Je m'excusai tant et plus mais je me sentais toujours mal d'avoir dit ces choses à Bella… pas parce que le concept était excentrique mais parce que Bella méritait bien plus qu'une demande en mariage cliché, inarticulée et ivre. A sa façon habituelle elle m'avait seulement embrassé en secouant la tête de façon idiote et m'avait serré dans ses bras, acceptant mes excuses chaque fois que je les lui faisais.

Je mentirais si je ne reconnaissais pas que Bella était clairement ma femme dans mes rêves récents ou mes cauchemars. Et oui il y en avait eu quelques-uns de plus. Je l'avais vue à différentes étapes de ma vie, de notre vie. J'avais vu des images d'elle se dirigeant vers moi dans une robe blanche, ensuite avec le ventre rond, me saluant à la porte avec des bébés sur ses hanches et pour finir, ranger le drapeau américain bien plié pour la seconde fois de sa vie.

On dit que les mots d'un ivrogne sont ses pensées quand il est sobre.
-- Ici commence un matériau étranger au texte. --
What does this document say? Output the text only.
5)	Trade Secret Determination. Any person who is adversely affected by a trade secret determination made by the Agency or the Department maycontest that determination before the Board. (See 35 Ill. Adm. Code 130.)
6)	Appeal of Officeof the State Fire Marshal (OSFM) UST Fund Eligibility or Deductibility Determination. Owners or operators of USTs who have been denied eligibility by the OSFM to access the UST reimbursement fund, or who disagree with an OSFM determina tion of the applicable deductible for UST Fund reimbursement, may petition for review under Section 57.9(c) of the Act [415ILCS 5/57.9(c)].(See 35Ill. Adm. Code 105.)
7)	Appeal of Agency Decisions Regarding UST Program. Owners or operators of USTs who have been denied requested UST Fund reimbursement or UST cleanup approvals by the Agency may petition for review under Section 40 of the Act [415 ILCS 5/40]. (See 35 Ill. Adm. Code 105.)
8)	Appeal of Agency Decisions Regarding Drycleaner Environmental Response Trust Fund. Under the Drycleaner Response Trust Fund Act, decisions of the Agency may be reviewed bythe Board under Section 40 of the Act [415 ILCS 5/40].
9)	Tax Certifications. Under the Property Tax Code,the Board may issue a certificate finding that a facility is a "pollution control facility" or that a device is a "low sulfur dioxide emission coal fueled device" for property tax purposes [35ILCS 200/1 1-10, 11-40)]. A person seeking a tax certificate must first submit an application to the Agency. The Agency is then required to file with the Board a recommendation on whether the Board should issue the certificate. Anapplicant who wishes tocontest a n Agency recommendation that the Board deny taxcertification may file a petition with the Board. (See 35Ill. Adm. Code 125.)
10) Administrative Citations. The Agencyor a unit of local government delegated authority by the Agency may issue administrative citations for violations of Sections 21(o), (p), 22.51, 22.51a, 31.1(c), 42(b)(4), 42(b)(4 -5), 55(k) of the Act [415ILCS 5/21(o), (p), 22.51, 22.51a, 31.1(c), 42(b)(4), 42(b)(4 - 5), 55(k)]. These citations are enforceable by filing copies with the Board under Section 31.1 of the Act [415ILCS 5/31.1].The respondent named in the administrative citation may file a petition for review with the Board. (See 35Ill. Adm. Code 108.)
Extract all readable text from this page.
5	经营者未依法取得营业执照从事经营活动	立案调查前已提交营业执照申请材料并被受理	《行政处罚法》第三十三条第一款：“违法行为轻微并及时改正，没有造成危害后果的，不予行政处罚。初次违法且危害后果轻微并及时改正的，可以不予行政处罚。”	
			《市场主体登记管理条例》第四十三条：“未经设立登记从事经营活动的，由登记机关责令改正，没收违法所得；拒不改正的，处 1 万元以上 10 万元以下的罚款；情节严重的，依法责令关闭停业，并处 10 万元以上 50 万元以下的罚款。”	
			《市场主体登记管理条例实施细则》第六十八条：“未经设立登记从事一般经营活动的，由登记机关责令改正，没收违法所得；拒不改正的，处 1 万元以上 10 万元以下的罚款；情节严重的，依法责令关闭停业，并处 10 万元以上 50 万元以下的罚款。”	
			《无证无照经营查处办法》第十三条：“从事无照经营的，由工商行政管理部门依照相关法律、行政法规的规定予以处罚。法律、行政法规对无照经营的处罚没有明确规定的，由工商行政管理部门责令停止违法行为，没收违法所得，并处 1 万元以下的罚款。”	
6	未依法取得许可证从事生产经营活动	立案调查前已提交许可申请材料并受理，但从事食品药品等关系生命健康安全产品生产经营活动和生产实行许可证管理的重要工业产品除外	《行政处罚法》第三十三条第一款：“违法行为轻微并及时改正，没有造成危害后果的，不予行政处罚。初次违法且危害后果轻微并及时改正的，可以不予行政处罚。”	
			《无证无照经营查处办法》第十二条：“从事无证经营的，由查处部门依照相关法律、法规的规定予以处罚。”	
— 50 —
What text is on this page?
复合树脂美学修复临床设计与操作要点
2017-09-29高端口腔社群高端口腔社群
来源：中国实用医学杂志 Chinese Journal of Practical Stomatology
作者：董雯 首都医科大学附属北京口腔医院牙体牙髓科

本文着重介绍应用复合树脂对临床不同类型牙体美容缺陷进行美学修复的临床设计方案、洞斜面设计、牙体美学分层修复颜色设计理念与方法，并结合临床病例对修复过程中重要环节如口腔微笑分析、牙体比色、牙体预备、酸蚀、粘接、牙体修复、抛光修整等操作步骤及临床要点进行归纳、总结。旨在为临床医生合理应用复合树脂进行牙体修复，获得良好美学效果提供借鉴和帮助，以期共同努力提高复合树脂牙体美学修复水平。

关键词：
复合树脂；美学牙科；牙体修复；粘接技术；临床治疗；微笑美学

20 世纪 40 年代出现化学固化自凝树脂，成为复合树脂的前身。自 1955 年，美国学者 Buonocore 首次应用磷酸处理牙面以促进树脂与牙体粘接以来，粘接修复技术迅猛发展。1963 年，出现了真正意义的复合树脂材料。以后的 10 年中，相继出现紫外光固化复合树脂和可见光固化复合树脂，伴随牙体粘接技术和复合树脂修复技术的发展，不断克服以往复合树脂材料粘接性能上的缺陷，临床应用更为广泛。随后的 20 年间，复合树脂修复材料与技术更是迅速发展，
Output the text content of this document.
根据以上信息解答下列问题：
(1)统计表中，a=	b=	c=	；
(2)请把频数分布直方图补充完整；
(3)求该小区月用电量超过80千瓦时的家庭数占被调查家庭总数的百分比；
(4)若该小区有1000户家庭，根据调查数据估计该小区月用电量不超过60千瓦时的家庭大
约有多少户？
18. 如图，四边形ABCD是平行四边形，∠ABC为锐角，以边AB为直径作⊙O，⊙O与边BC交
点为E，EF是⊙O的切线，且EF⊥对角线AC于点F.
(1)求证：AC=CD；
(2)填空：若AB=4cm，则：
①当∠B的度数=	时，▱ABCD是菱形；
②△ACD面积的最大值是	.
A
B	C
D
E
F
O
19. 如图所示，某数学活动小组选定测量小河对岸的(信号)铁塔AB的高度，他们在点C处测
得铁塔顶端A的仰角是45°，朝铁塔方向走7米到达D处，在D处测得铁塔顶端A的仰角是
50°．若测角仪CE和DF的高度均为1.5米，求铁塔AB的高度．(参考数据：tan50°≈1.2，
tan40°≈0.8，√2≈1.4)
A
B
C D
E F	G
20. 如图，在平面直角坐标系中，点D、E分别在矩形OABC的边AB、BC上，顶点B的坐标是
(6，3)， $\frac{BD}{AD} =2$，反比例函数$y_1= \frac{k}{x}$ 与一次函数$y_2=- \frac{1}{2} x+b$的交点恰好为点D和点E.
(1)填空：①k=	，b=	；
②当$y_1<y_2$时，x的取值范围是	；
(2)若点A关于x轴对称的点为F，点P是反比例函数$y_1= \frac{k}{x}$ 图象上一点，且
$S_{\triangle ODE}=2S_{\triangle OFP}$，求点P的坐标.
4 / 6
A la lumière du jour, non, je n'avais pas encore pensé à tout cela, me marier avec Bella. J'avais fait d'elle ma petite-amie il n'y avait qu'une seule semaine. Mais j'avais rêvé d'elle au mariage, enceinte et encore plus, alors je supposai que mon subconscient essayait de convaincre tout le reste de moi-même. Alors quand j'ai mis toutes voiles dehors dans le vent avec une bouche incontrôlable c'est devenu la propoz-gate.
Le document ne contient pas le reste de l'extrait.